Their toothbrushes are still in my bathroom.
Sassy Girl and Mr Jingle Pants went for a weekend visit with mom and never came back. For the past week, I've been coming across their things in the laundry and wondering. Waiting to hear from their mom, either to arrange for them to come back, or to get their stuff to them. Wishing they were in school, where they should be.
Someone said, "Think of the impact you've had on their lives." Only, I'm not sure there was any. This was just a place they had to stay when their mom couldn't take care of them for a little while. In a year, they won't remember our names, and in 10 years, they may not even remember the hosting experience at all. I'd rather think about and learn from the impact they've had on MY life.
I hope I won't be so quick to take my things for granted, now that I've seen them through the eyes of kids with next to nothing. I've gained a new perspective on the reality that not everyone grows up in a traditional, typical family situation. Sassy had some grating behaviors. But they were a result of her cumulative experiences in the 7 short years of her life so far. Just like we learned with Hannah that not every child has someone sit down and teach them colors when they begin to speak, we've now realized that not every child has someone teach them the same standards of behavior.

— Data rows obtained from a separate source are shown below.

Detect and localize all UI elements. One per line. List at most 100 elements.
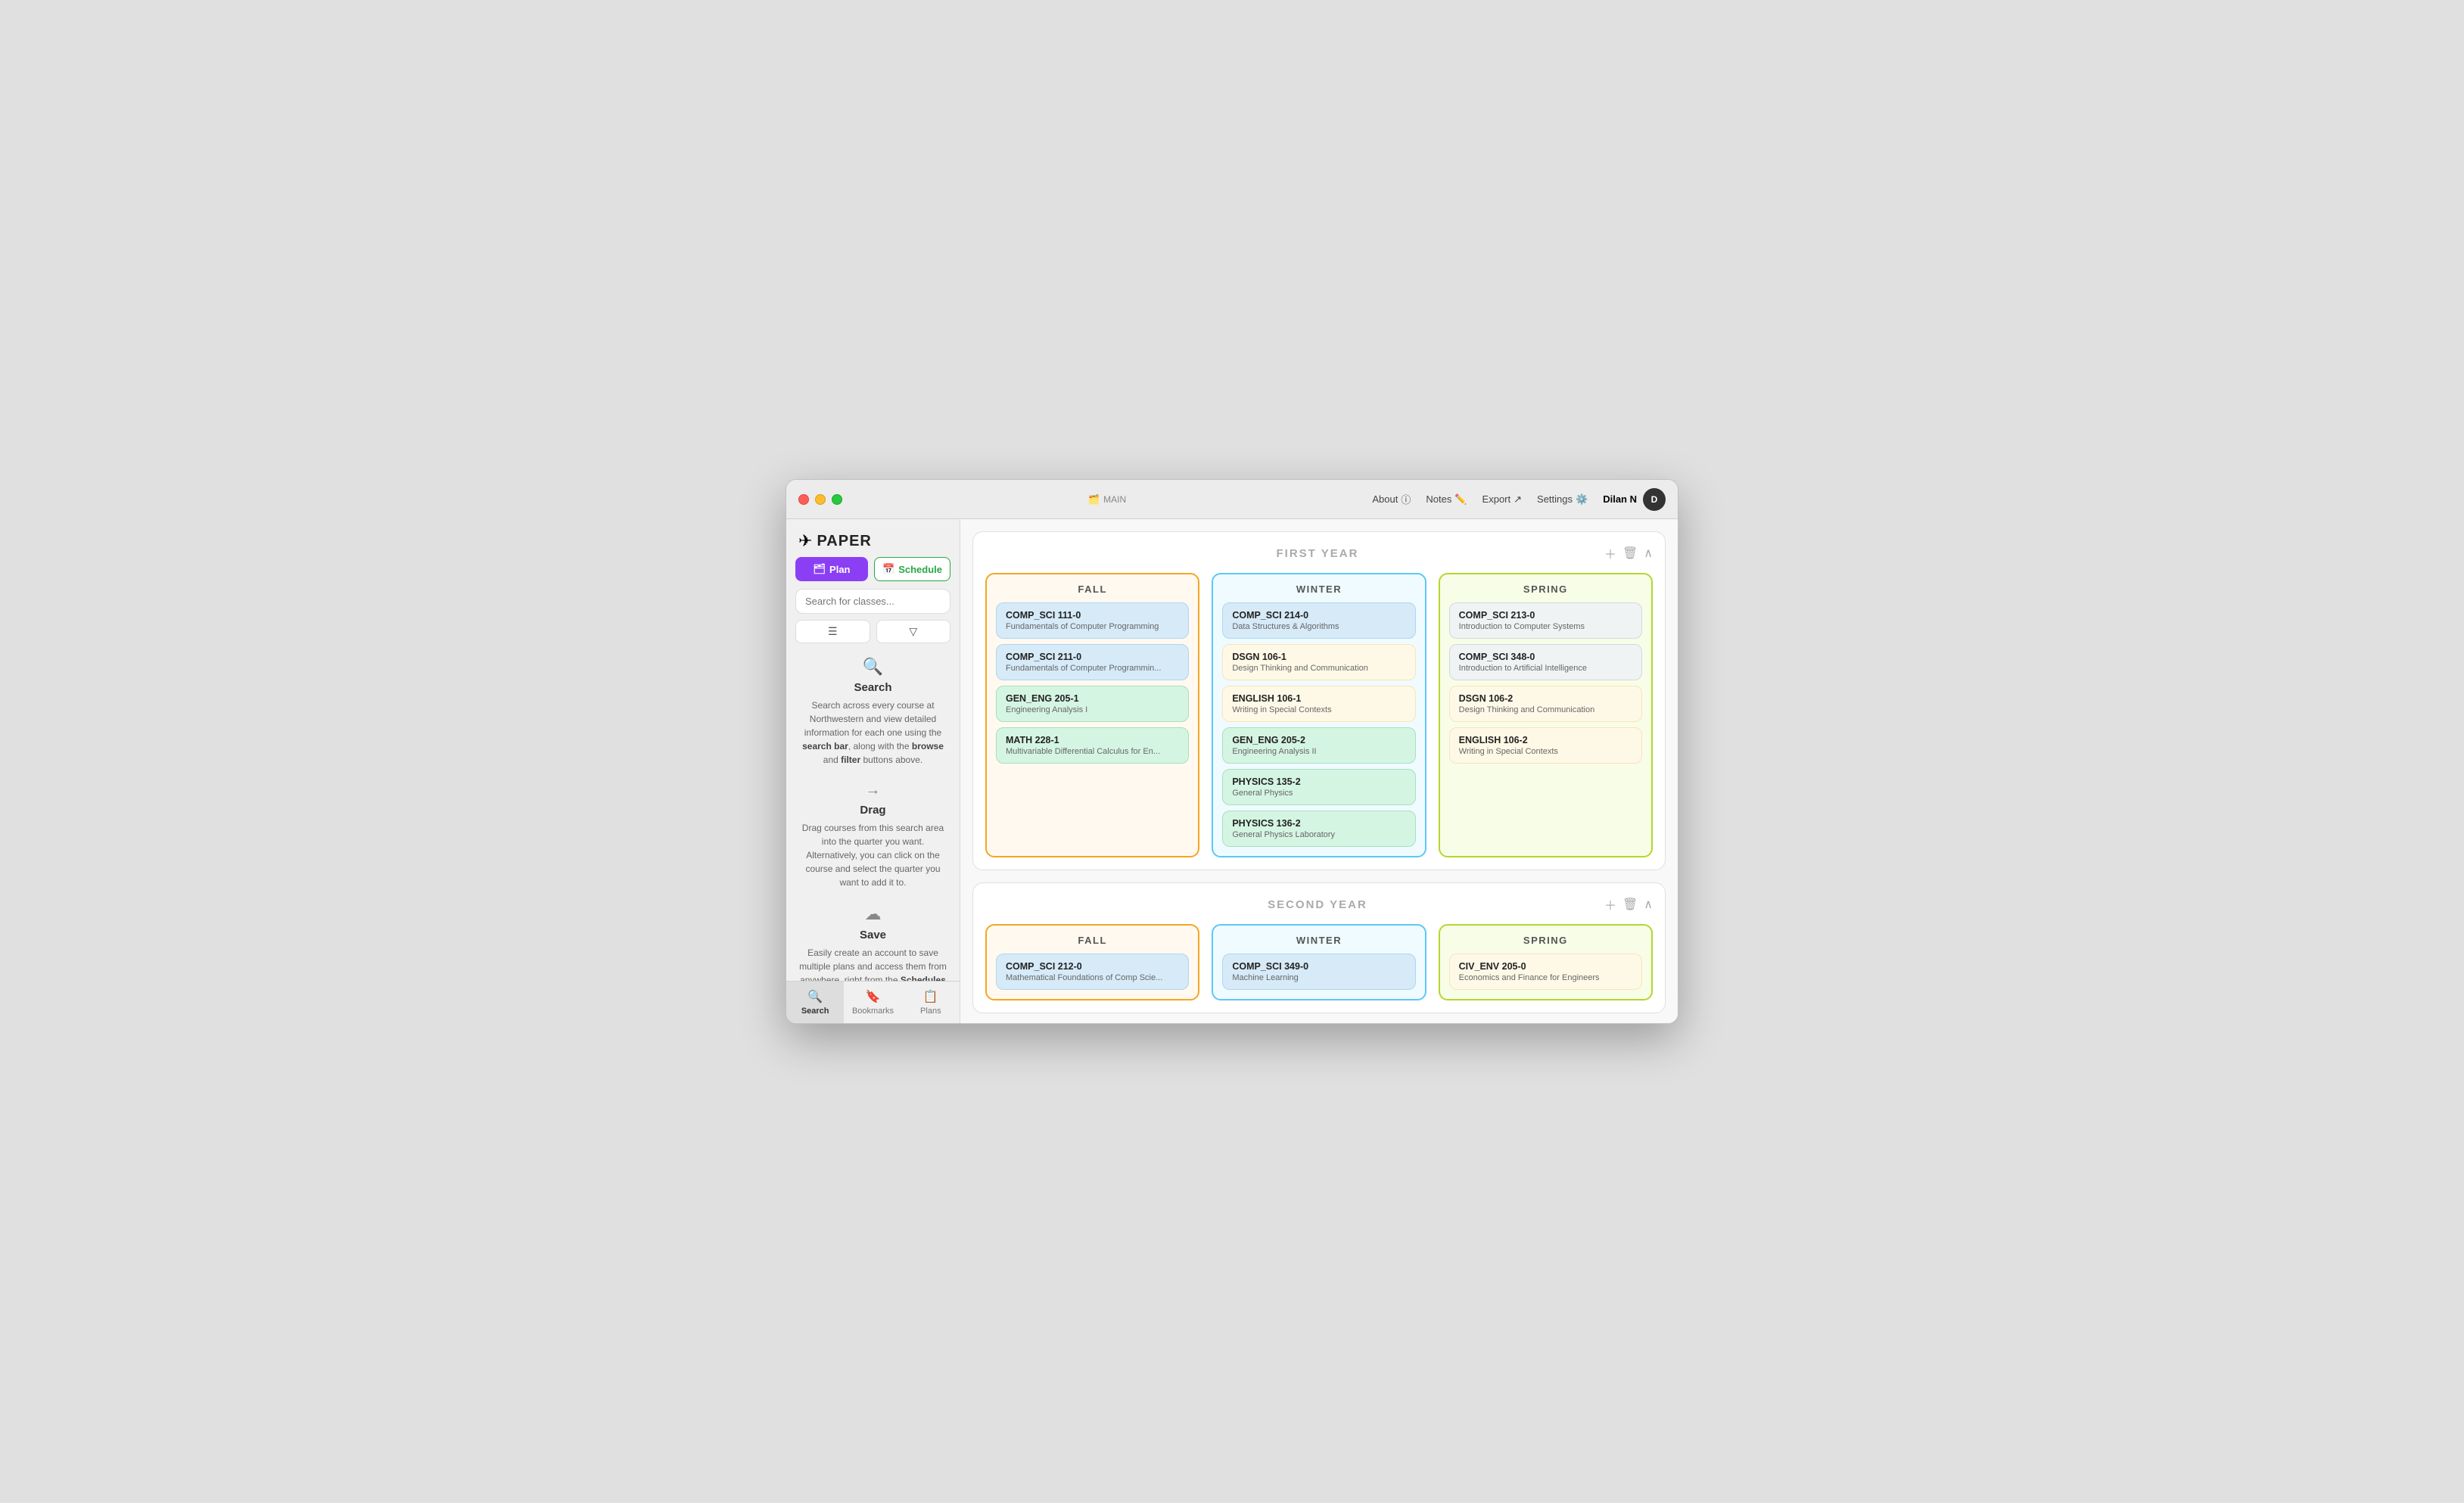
filter-row: ☰ ▽: [786, 620, 960, 649]
course-eng106-2[interactable]: ENGLISH 106-2 Writing in Special Context…: [1449, 727, 1642, 764]
close-button[interactable]: [798, 494, 809, 505]
delete-year-icon[interactable]: 🗑: [1622, 546, 1638, 561]
search-input[interactable]: [795, 589, 950, 614]
user-info[interactable]: Dilan N D: [1603, 488, 1666, 511]
sidebar-bottom-nav: 🔍 Search 🔖 Bookmarks 📋 Plans: [786, 981, 960, 1023]
quarter-spring-1: SPRING COMP_SCI 213-0 Introduction to Co…: [1439, 573, 1653, 857]
drag-icon: →: [798, 782, 947, 799]
briefcase-icon: 🗂️: [1088, 494, 1100, 505]
course-eng106-1-desc: Writing in Special Contexts: [1232, 705, 1405, 714]
maximize-button[interactable]: [832, 494, 842, 505]
course-civenv205[interactable]: CIV_ENV 205-0 Economics and Finance for …: [1449, 954, 1642, 990]
course-cs348[interactable]: COMP_SCI 348-0 Introduction to Artificia…: [1449, 644, 1642, 680]
search-info-title: Search: [798, 681, 947, 694]
edit-icon: ✏️: [1454, 493, 1467, 506]
course-cs211-name: COMP_SCI 211-0: [1006, 652, 1179, 662]
course-cs111-name: COMP_SCI 111-0: [1006, 610, 1179, 621]
course-math228[interactable]: MATH 228-1 Multivariable Differential Ca…: [996, 727, 1189, 764]
schedule-tab[interactable]: 📅 Schedule: [874, 557, 950, 581]
search-info-desc: Search across every course at Northweste…: [798, 699, 947, 767]
sidebar-content: 🔍 Search Search across every course at N…: [786, 649, 960, 981]
filter-button[interactable]: ▽: [876, 620, 951, 643]
add-second-year-icon[interactable]: ＋: [1604, 895, 1616, 913]
course-gen205-2-desc: Engineering Analysis II: [1232, 747, 1405, 756]
search-bottom-icon: 🔍: [807, 989, 823, 1004]
main-label-text: MAIN: [1103, 494, 1126, 505]
course-eng106-1[interactable]: ENGLISH 106-1 Writing in Special Context…: [1222, 686, 1415, 722]
course-cs213[interactable]: COMP_SCI 213-0 Introduction to Computer …: [1449, 602, 1642, 639]
course-dsgn106-2[interactable]: DSGN 106-2 Design Thinking and Communica…: [1449, 686, 1642, 722]
course-gen205[interactable]: GEN_ENG 205-1 Engineering Analysis I: [996, 686, 1189, 722]
logo-text: PAPER: [817, 533, 871, 550]
course-dsgn106-1[interactable]: DSGN 106-1 Design Thinking and Communica…: [1222, 644, 1415, 680]
course-cs111[interactable]: COMP_SCI 111-0 Fundamentals of Computer …: [996, 602, 1189, 639]
bottom-nav-plans[interactable]: 📋 Plans: [902, 982, 960, 1023]
plan-tab[interactable]: 🗂 Plan: [795, 557, 868, 581]
main-content: FIRST YEAR ＋ 🗑 ∧ FALL COMP_SCI 111-0 Fun…: [960, 519, 1678, 1023]
main-nav-label: 🗂️ MAIN: [1088, 494, 1126, 505]
course-cs348-name: COMP_SCI 348-0: [1459, 652, 1632, 662]
collapse-second-year-icon[interactable]: ∧: [1644, 897, 1653, 912]
course-cs211[interactable]: COMP_SCI 211-0 Fundamentals of Computer …: [996, 644, 1189, 680]
plans-label: Plans: [920, 1007, 941, 1016]
settings-button[interactable]: Settings ⚙️: [1537, 493, 1588, 506]
quarter-winter-2: WINTER COMP_SCI 349-0 Machine Learning: [1212, 924, 1426, 1000]
course-cs349[interactable]: COMP_SCI 349-0 Machine Learning: [1222, 954, 1415, 990]
settings-label: Settings: [1537, 493, 1573, 505]
course-phys135-desc: General Physics: [1232, 789, 1405, 798]
course-dsgn106-1-name: DSGN 106-1: [1232, 652, 1405, 662]
app-window: 🗂️ MAIN About ⓘ Notes ✏️ Export ↗ Settin…: [786, 479, 1678, 1024]
drag-info: → Drag Drag courses from this search are…: [798, 782, 947, 889]
course-eng106-2-name: ENGLISH 106-2: [1459, 735, 1632, 745]
export-button[interactable]: Export ↗: [1482, 493, 1522, 506]
external-link-icon: ↗: [1514, 493, 1522, 506]
minimize-button[interactable]: [815, 494, 826, 505]
course-gen205-desc: Engineering Analysis I: [1006, 705, 1179, 714]
course-gen205-2-name: GEN_ENG 205-2: [1232, 735, 1405, 745]
first-year-header: FIRST YEAR ＋ 🗑 ∧: [985, 544, 1653, 562]
avatar: D: [1643, 488, 1666, 511]
course-civenv205-desc: Economics and Finance for Engineers: [1459, 973, 1632, 982]
plan-label: Plan: [829, 564, 850, 575]
course-cs213-desc: Introduction to Computer Systems: [1459, 622, 1632, 631]
winter-2-title: WINTER: [1222, 935, 1415, 946]
first-year-quarters: FALL COMP_SCI 111-0 Fundamentals of Comp…: [985, 573, 1653, 857]
traffic-lights: [798, 494, 842, 505]
add-year-icon[interactable]: ＋: [1604, 544, 1616, 562]
course-phys136-name: PHYSICS 136-2: [1232, 818, 1405, 829]
course-cs212-desc: Mathematical Foundations of Comp Scie...: [1006, 973, 1179, 982]
app-body: ✈ PAPER 🗂 Plan 📅 Schedule ☰: [786, 519, 1678, 1023]
bottom-nav-search[interactable]: 🔍 Search: [786, 982, 844, 1023]
bottom-nav-bookmarks[interactable]: 🔖 Bookmarks: [844, 982, 901, 1023]
second-year-title: SECOND YEAR: [1031, 898, 1604, 911]
quarter-fall-2: FALL COMP_SCI 212-0 Mathematical Foundat…: [985, 924, 1199, 1000]
user-name: Dilan N: [1603, 493, 1637, 505]
course-gen205-name: GEN_ENG 205-1: [1006, 693, 1179, 704]
course-cs212[interactable]: COMP_SCI 212-0 Mathematical Foundations …: [996, 954, 1189, 990]
delete-second-year-icon[interactable]: 🗑: [1622, 897, 1638, 912]
first-year-actions: ＋ 🗑 ∧: [1604, 544, 1653, 562]
bookmark-icon: 🔖: [866, 989, 881, 1004]
course-cs214[interactable]: COMP_SCI 214-0 Data Structures & Algorit…: [1222, 602, 1415, 639]
about-label: About: [1372, 493, 1398, 505]
search-bottom-label: Search: [801, 1007, 829, 1016]
course-phys135[interactable]: PHYSICS 135-2 General Physics: [1222, 769, 1415, 805]
browse-button[interactable]: ☰: [795, 620, 870, 643]
second-year-actions: ＋ 🗑 ∧: [1604, 895, 1653, 913]
spring-1-title: SPRING: [1449, 583, 1642, 595]
course-gen205-2[interactable]: GEN_ENG 205-2 Engineering Analysis II: [1222, 727, 1415, 764]
notes-button[interactable]: Notes ✏️: [1426, 493, 1467, 506]
course-cs349-name: COMP_SCI 349-0: [1232, 961, 1405, 972]
first-year-section: FIRST YEAR ＋ 🗑 ∧ FALL COMP_SCI 111-0 Fun…: [972, 531, 1666, 870]
second-year-quarters: FALL COMP_SCI 212-0 Mathematical Foundat…: [985, 924, 1653, 1000]
course-phys136[interactable]: PHYSICS 136-2 General Physics Laboratory: [1222, 811, 1415, 847]
second-year-header: SECOND YEAR ＋ 🗑 ∧: [985, 895, 1653, 913]
list-icon: ☰: [828, 625, 838, 638]
fall-2-title: FALL: [996, 935, 1189, 946]
bookmarks-label: Bookmarks: [852, 1007, 894, 1016]
collapse-year-icon[interactable]: ∧: [1644, 546, 1653, 561]
save-info-desc: Easily create an account to save multipl…: [798, 946, 947, 981]
calendar-icon: 📅: [882, 563, 894, 575]
course-eng106-1-name: ENGLISH 106-1: [1232, 693, 1405, 704]
about-button[interactable]: About ⓘ: [1372, 492, 1411, 506]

For someone who thought they were compassionate, I've learned that when the rubber met the road, I wasn't very good about putting my faith into action. Oh, I can go from pillow to driveway with 9 kids in one hour. I can do the tasks that encompass parenting easily enough. But on the inside? I have a long way to go. I realized that when I was not happy about having to get up 15 minutes earlier to get everyone out the door to get Sassy Girl to the bus on time. 15 minutes. Really? So much for eternal perspective.